Dan, supposing them to be some kind of new vegetable, said, as a kind of feeler, “But she wadna eat them a’ at ance—baith the second an’ the first?”
“But she did, the mair’s the pity,” said David; “an’ it was on a Sabbath mornin’ tae, the abominable craitur.”
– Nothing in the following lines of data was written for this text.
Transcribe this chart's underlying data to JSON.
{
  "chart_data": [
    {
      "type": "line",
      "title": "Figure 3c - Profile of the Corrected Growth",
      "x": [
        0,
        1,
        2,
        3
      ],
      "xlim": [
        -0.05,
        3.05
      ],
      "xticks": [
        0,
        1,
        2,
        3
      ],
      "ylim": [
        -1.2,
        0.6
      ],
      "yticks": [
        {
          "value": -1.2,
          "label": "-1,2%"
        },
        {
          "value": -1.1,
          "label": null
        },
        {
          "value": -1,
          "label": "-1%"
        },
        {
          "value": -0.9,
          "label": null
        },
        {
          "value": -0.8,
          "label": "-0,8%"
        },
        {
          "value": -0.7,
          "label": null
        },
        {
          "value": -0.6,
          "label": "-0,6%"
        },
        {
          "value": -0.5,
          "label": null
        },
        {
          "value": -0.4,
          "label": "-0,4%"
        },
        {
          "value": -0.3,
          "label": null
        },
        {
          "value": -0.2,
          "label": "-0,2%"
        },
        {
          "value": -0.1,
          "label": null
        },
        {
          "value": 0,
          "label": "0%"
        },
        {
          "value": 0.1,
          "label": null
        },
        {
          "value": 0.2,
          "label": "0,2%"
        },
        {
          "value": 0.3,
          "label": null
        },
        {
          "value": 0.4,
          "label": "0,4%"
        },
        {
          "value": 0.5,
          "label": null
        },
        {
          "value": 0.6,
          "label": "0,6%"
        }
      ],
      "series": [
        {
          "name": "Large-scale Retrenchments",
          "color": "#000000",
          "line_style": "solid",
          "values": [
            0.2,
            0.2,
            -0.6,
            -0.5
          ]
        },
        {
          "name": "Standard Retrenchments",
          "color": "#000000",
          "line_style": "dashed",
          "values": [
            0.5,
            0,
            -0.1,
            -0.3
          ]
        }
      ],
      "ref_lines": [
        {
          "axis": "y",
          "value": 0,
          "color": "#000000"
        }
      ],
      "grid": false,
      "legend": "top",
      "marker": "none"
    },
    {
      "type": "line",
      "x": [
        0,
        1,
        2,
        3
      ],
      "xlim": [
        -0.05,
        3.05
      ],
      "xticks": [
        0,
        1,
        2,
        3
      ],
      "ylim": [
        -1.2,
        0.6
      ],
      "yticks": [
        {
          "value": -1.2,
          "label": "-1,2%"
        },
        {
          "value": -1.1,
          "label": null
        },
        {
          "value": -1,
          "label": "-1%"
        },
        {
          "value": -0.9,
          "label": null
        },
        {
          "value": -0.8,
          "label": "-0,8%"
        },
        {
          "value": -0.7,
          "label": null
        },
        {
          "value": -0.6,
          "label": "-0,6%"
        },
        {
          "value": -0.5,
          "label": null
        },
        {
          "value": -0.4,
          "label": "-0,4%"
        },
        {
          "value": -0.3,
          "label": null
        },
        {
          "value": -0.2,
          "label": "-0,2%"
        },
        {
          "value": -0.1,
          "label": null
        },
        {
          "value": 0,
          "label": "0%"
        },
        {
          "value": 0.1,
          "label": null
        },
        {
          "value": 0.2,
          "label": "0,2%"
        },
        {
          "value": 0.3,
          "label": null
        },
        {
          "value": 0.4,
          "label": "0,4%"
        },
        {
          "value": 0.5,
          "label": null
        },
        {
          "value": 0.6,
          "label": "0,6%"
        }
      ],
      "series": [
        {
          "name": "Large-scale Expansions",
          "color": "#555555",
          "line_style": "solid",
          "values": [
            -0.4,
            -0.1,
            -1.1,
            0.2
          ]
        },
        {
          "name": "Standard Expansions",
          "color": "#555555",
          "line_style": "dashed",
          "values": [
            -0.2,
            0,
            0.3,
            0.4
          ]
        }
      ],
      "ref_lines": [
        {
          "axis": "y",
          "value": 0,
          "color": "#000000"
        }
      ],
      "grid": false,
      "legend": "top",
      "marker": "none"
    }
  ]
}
Dan was still more at a loss to make out what he meant, so he said inquiringly, “Some o’ the first an’ a’ the second? She left some o’ the first crap, did she, an’ ye planted mair, or did they grow again? or was’t some kind o’ pushin [poison] or med’cine stuff that didna ’gree wi’ her?”
“’Gree wi’ her!” said David in amazement; “’gree wi’ her! some sort o’ medicine?—What d’ye mean? It was the Corinthians out o’ the Bible.”
“Out o’ the Bible?” said Dan,—“out o’ the Bible! I never kent that ony o’ it was for eatin’.”
“For eatin’?” repeated David,—“for eatin’! It was some o’ the leaves o’ the Bible, the bit that the Epistle to the Corinthians was printed on, that she ate, or tore out ony way, an’ made them useless.”